6 Concluding remarks

Our findings suggest that the field of citizenship and mathematics education would benefit from longitudinal analysis of the nature of, and extent to which, the citizenship agenda features in high stakes assessments to gauge its current and historic presence in teaching and learning. Covid-19 and recent world threats to democracy (e.g., the January 6th insurrection in the USA and the war waged by Russia on Ukraine’s democratic society) have pointed to the increased need for the development of critical mathematics education for supporting democratic citizenship. Yet Covid-19 disruptions to schooling in our own and we expect in many other contexts has seemed to push the focus of educational policy towards ‘catch-up’ involving a focus on ‘basics’ and ‘key skills and content’. Here concern for developing critical thinkers is increasingly backgrounded.

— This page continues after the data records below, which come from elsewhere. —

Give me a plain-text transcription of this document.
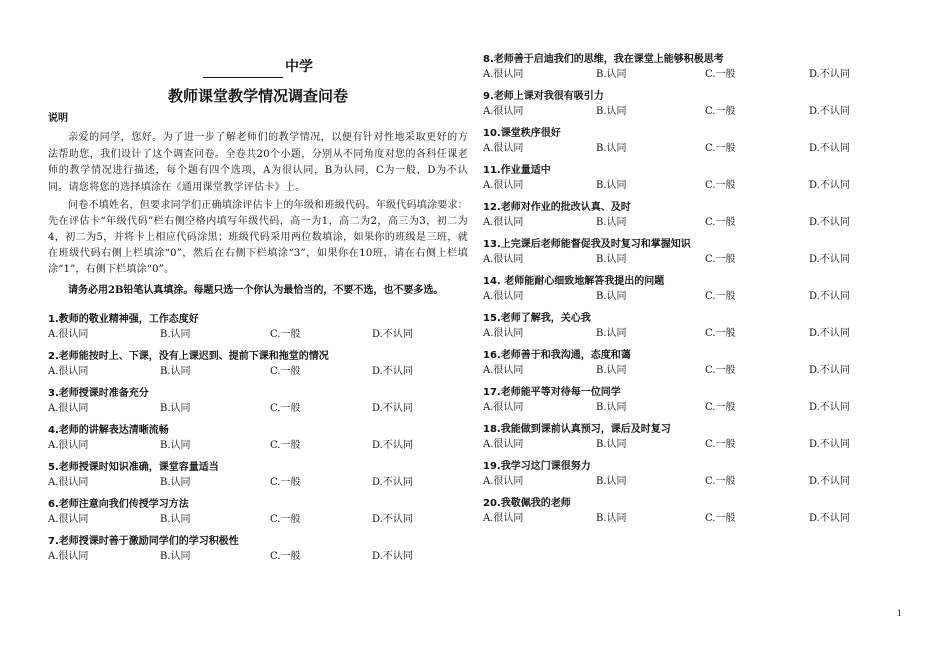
中学
教师课堂教学情况调查问卷
说明
亲爱的同学，您好。为了进一步了解老师们的教学情况，以便有针对性地采取更好的方法帮助您，我们设计了这个调查问卷。全卷共20个小题，分别从不同角度对您的各科任课老师的教学情况进行描述，每个题有四个选项，A为很认同，B为认同，C为一般，D为不认同。请您将您的选择填涂在《通用课堂教学评估卡》上。
问卷不填姓名，但要求同学们正确填涂评估卡上的年级和班级代码。年级代码填涂要求：先在评估卡“年级代码”栏右侧空格内填写年级代码，高一为1，高二为2，高三为3，初二为4，初二为5，并将卡上相应代码涂黑；班级代码采用两位数填涂，如果你的班级是三班，就在班级代码右侧上栏填涂“0”，然后在右侧下栏填涂“3”，如果你在10班，请在右侧上栏填涂“1”，右侧下栏填涂“0”。
请务必用2B铅笔认真填涂。每题只选一个你认为最恰当的，不要不选，也不要多选。
1.教师的敬业精神强，工作态度好
A.很认同	B.认同	C.一般	D.不认同
2.老师能按时上、下课，没有上课迟到、提前下课和拖堂的情况
A.很认同	B.认同	C.一般	D.不认同
3.老师授课时准备充分
A.很认同	B.认同	C.一般	D.不认同
4.老师的讲解表达清晰流畅
A.很认同	B.认同	C.一般	D.不认同
5.老师授课时知识准确，课堂容量适当
A.很认同	B.认同	C.一般	D.不认同
6.老师注意向我们传授学习方法
A.很认同	B.认同	C.一般	D.不认同
7.老师授课时善于激励同学们的学习积极性
A.很认同	B.认同	C.一般	D.不认同
8.老师善于启迪我们的思维，我在课堂上能够积极思考
A.很认同	B.认同	C.一般	D.不认同
9.老师上课对我很有吸引力
A.很认同	B.认同	C.一般	D.不认同
10.课堂秩序很好
A.很认同	B.认同	C.一般	D.不认同
11.作业量适中
A.很认同	B.认同	C.一般	D.不认同
12.老师对作业的批改认真、及时
A.很认同	B.认同	C.一般	D.不认同
13.上完课后老师能督促我及时复习和掌握知识
A.很认同	B.认同	C.一般	D.不认同
14. 老师能耐心细致地解答我提出的问题
A.很认同	B.认同	C.一般	D.不认同
15.老师了解我，关心我
A.很认同	B.认同	C.一般	D.不认同
16.老师善于和我沟通，态度和蔼
A.很认同	B.认同	C.一般	D.不认同
17.老师能平等对待每一位同学
A.很认同	B.认同	C.一般	D.不认同
18.我能做到课前认真预习，课后及时复习
A.很认同	B.认同	C.一般	D.不认同
19.我学习这门课很努力
A.很认同	B.认同	C.一般	D.不认同
20.我敬佩我的老师
A.很认同	B.认同	C.一般	D.不认同
1
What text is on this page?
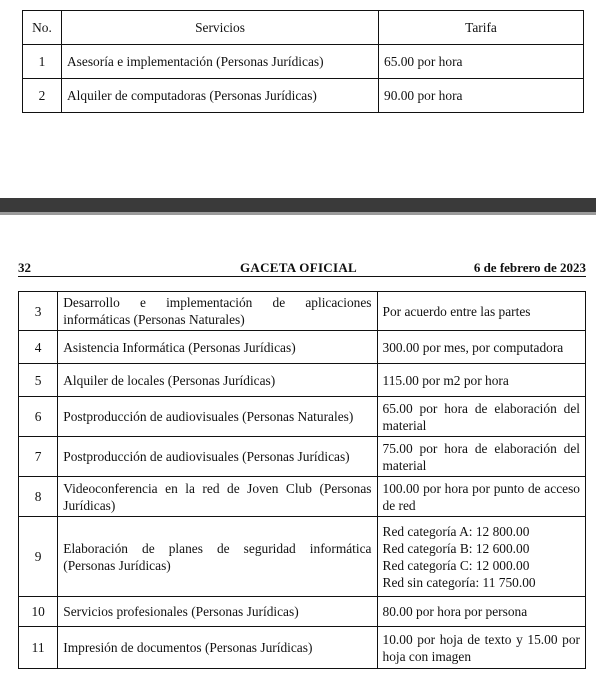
No.	Servicios	Tarifa
1	Asesoría e implementación (Personas Jurídicas)	65.00 por hora
2	Alquiler de computadoras (Personas Jurídicas)	90.00 por hora
32	GACETA OFICIAL	6 de febrero de 2023
3	Desarrollo e implementación de aplicaciones informáticas (Personas Naturales)	Por acuerdo entre las partes
4	Asistencia Informática (Personas Jurídicas)	300.00 por mes, por computadora
5	Alquiler de locales (Personas Jurídicas)	115.00 por m2 por hora
6	Postproducción de audiovisuales (Personas Naturales)	65.00 por hora de elaboración del material
7	Postproducción de audiovisuales (Personas Jurídicas)	75.00 por hora de elaboración del material
8	Videoconferencia en la red de Joven Club (Personas Jurídicas)	100.00 por hora por punto de acceso de red
9	Elaboración de planes de seguridad informática (Personas Jurídicas)	Red categoría A: 12 800.00
Red categoría B: 12 600.00
Red categoría C: 12 000.00
Red sin categoría: 11 750.00

10	Servicios profesionales (Personas Jurídicas)	80.00 por hora por persona
11	Impresión de documentos (Personas Jurídicas)	10.00 por hoja de texto y 15.00 por hoja con imagen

Readers will judge the extent to which the findings in this paper that point to little (and reducing) attention to citizenship in mathematics examinations and broader education policy applies to their contexts. If, as many have argued, high stakes examinations drive teaching and learning then educators promoting mathematics for development of critically reflective and socially responsible citizens need to ask: How do we ensure quality opportunities for demonstrating mathematics for critical citizenship in examination contexts?